Часто мы болтались возле выхода из метро. Однажды к нам подплыл замусоленный тип в сером плаще и в элегантной серой шляпе с черной лентой. Подобострастно усмехаясь, он глядел, как мы скакали на одной ноге. Изысканное бледное лицо изгибалось влево и вправо. Нос у него был тонкий, с нежной горбинкой, хрящеватый, породистый, как у Барро. Он долго и странно морщился, извивался, ежился, всем своим видом изображая радостное оживление при виде нашей детской радости.

«Девочки, – сказал он. – Какие вы милые. У меня тоже есть дочурка. Ниночка. Славная такая».

Он снова поежился, распрямился, скукожился, изогнулся, переступил ногами в мешковатых, полосатых брюках.

– Вы хорошие девчурки, – снова сказал он с притворной непринужденностью. – А у меня знаете, что есть?

Мы удивленно посмотрели друг на друга. Нас в нашей детской надменности не интересовало, что есть у этого ничтожного, похожего на мусор человека.

– А у меня есть одна маленькая штучка, – сказал он, блудливо улыбаясь. – Показать? Она у меня вот тут. – Он показал на ширинку. – Пойдемте в подъезд, я вам ее покажу.

Идти в подъезд мы отказались. Но какое-то колкое чувство гадливого любопытства заставило меня взглянуть на него повнимательней. Он трепетно задрожал.

– Вот ты, девуленька, – сказал он. – Сколько тебе годков?

– Девять.

– И моей дочурке девять, – обрадовался он. – Тамарочкою звать. Она очень любит лежать у меня в постельке голенькая. Она без рубашечки любит спать. Ой, у нее такая фигурка ладненькая! Она меня очень любит, моя малышка. Всегда говорит: «Папочка, можно я поиграю твоей штучкой? У тебя такая штучка хорошая. Так мне нравится. Папочка, откуда у тебя такая штучка?» А я говорю: «Вот вырастешь – узнаешь, дочка. В школе расскажут». А вы в каком классе учитесь, девочки?

– В третьем.

– А вам еще не рассказывали, какая у дяденек бывает штучка? Моя дочка всегда мне говорит: «Папулечка, какой ты хороший и какая у тебя штучка замечательная!»

Тут он опять странно изогнулся, как-то витиевато взглянул вбок и неожиданно бодро воскликнул: «А, девочки? Пойдемте, покажу!»

Все это было ново и пахло неизведанной гадостью. Я мигнула Рыжанской: вот, мол, псих. Мы обе захихикали и хотели уйти, но он сказал: «Ой, не уходите, у меня леденец есть». Он вынул из кармана брюк грязный, с прилипшими крошками зеленый леденец, подобострастно протянул его Рыжанской. Та гордо отвернулась. Он отвел нас на скамейку и погладил Рыжанскую по колену. Она покраснела.

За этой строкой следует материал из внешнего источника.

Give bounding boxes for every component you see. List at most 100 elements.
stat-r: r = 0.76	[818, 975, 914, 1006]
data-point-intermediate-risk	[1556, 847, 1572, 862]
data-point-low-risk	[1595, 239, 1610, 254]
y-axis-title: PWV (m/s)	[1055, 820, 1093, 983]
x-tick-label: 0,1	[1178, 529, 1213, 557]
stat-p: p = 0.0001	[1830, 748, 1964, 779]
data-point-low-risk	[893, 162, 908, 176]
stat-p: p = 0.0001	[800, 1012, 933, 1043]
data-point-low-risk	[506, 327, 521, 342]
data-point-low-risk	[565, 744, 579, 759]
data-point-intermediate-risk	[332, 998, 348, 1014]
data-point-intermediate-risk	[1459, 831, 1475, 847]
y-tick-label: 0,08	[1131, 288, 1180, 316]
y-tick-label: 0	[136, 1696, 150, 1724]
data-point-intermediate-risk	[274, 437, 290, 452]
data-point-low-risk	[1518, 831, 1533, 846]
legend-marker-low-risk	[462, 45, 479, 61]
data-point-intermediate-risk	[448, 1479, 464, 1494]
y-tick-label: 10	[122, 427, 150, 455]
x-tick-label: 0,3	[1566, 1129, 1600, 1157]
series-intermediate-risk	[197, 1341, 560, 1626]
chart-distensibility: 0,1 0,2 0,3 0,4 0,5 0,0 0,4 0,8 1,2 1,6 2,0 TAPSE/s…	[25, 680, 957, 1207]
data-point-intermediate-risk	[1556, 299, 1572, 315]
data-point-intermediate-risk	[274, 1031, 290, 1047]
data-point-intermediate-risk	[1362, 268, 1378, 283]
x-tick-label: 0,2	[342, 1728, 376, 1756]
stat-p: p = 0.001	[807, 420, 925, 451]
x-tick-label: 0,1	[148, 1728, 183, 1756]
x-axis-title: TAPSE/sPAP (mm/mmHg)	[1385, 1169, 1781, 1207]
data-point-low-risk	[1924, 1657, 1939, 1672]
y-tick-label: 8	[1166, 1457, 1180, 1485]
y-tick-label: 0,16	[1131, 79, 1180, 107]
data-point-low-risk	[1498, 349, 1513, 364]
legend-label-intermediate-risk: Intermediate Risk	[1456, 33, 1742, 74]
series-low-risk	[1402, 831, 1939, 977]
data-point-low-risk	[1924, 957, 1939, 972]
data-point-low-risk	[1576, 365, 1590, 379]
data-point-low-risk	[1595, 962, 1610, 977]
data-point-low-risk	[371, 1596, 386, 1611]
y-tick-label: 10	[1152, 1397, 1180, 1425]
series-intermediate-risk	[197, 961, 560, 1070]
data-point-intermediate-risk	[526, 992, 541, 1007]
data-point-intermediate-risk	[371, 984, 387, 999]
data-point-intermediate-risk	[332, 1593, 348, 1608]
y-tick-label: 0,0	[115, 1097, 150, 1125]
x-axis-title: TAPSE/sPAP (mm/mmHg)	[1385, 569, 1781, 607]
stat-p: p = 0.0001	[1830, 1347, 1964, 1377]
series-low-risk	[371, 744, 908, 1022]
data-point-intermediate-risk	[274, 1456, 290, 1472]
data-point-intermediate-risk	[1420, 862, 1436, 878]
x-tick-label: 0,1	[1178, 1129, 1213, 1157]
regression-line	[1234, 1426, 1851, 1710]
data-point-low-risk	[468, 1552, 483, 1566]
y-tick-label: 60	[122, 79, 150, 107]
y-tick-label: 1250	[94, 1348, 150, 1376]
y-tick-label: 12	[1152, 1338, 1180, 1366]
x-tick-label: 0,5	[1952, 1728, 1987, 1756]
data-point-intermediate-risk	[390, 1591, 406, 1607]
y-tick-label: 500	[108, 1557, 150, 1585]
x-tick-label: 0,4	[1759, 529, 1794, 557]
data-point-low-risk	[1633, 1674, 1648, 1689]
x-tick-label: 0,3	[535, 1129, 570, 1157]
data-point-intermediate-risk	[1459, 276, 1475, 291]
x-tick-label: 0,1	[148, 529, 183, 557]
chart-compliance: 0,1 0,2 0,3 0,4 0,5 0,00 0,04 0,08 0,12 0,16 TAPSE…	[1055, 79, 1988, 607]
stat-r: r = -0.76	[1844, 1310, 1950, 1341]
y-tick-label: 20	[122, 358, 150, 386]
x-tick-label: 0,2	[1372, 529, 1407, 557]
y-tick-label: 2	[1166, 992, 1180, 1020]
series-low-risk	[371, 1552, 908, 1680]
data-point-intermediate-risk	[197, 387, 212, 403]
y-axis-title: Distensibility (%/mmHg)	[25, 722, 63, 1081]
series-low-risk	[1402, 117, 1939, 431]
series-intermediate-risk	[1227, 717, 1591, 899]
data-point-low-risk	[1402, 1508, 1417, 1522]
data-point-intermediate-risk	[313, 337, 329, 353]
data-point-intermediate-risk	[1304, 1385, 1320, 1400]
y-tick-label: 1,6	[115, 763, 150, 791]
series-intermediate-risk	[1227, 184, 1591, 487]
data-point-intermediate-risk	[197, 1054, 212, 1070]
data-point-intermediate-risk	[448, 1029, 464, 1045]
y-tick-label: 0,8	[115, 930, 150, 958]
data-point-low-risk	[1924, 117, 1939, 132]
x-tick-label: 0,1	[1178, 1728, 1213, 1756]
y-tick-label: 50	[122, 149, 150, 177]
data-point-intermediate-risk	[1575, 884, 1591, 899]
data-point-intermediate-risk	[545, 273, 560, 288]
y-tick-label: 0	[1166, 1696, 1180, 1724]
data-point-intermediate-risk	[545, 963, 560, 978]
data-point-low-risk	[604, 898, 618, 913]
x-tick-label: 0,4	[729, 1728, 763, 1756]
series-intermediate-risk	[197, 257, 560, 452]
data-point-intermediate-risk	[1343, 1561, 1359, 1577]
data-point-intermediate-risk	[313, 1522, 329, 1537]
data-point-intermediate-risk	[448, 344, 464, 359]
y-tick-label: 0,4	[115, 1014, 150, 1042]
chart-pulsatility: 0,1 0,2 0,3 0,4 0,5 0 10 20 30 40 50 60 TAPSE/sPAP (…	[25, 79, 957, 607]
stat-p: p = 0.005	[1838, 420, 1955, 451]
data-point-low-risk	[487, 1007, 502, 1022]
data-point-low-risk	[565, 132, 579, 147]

Мы с Рыжанской были испорченные девчонки. Фрейд удавился бы от счастья, познакомившись с нами. В уборную нашей тринадцатой квартиры мы ходили только вдвоем. Уборная была крупная, по стенам развешаны ржавые жестяные корыта, велосипеды и половые тряпки. Одна из нас влезала с ногами на унитаз, а другая клала бумажку на пол. И мы принимались сладострастно какать, причем сидящая наверху ощущала себя царицей, издающей царские указы, а какающая на бумажку снизу вожделенно разглядывала вылезающие из отверстия подруги длинные коричневые колбаски.

Сейчас Рыжанская работает главным администратором гостиницы «Восток». Ее невинные анальные увлечения давно сменились нормальной семейной жизнью. У нее муж – кандидат наук, и шибздоватый, как она, сын. Недавно она позвонила мне с просьбой выслушать стихи сына. Она сказала, что не знает, как к этому относиться. Стихи звучали так:

Провалитесь вы, суки проклятые,

Что вы лезете, гады, ко мне?!

Отъебитесь вы, морды пархатые!

Оцените свободу во мне!

Я свободная, вольная птица!

Отродья сионистские отвалите от меня!

Я хочу навеки так забыться,

Я хочу забвенья и огня!

Рыжанская спрашивала, не замечаю ли я в этой херовине искры Божией? Сын ее пронзительно визжал в телефонной трубке: «Положи трубку, падло!»

Рыжанская в детстве отличалась маленьким ростом. Постоянно у нее пахло изо рта. Когда она ходила, внутри нее что-то скрипело и булькало. Над верхней губою у нее росли черные усики, она была глупа и смешлива. Я муштровала ее, как майор новобранца. Меня не устраивало в ней все. Вплоть до резкого запаха ее кожи. Одно в ней меня удовлетворяло: преданность, беззаветная преданность.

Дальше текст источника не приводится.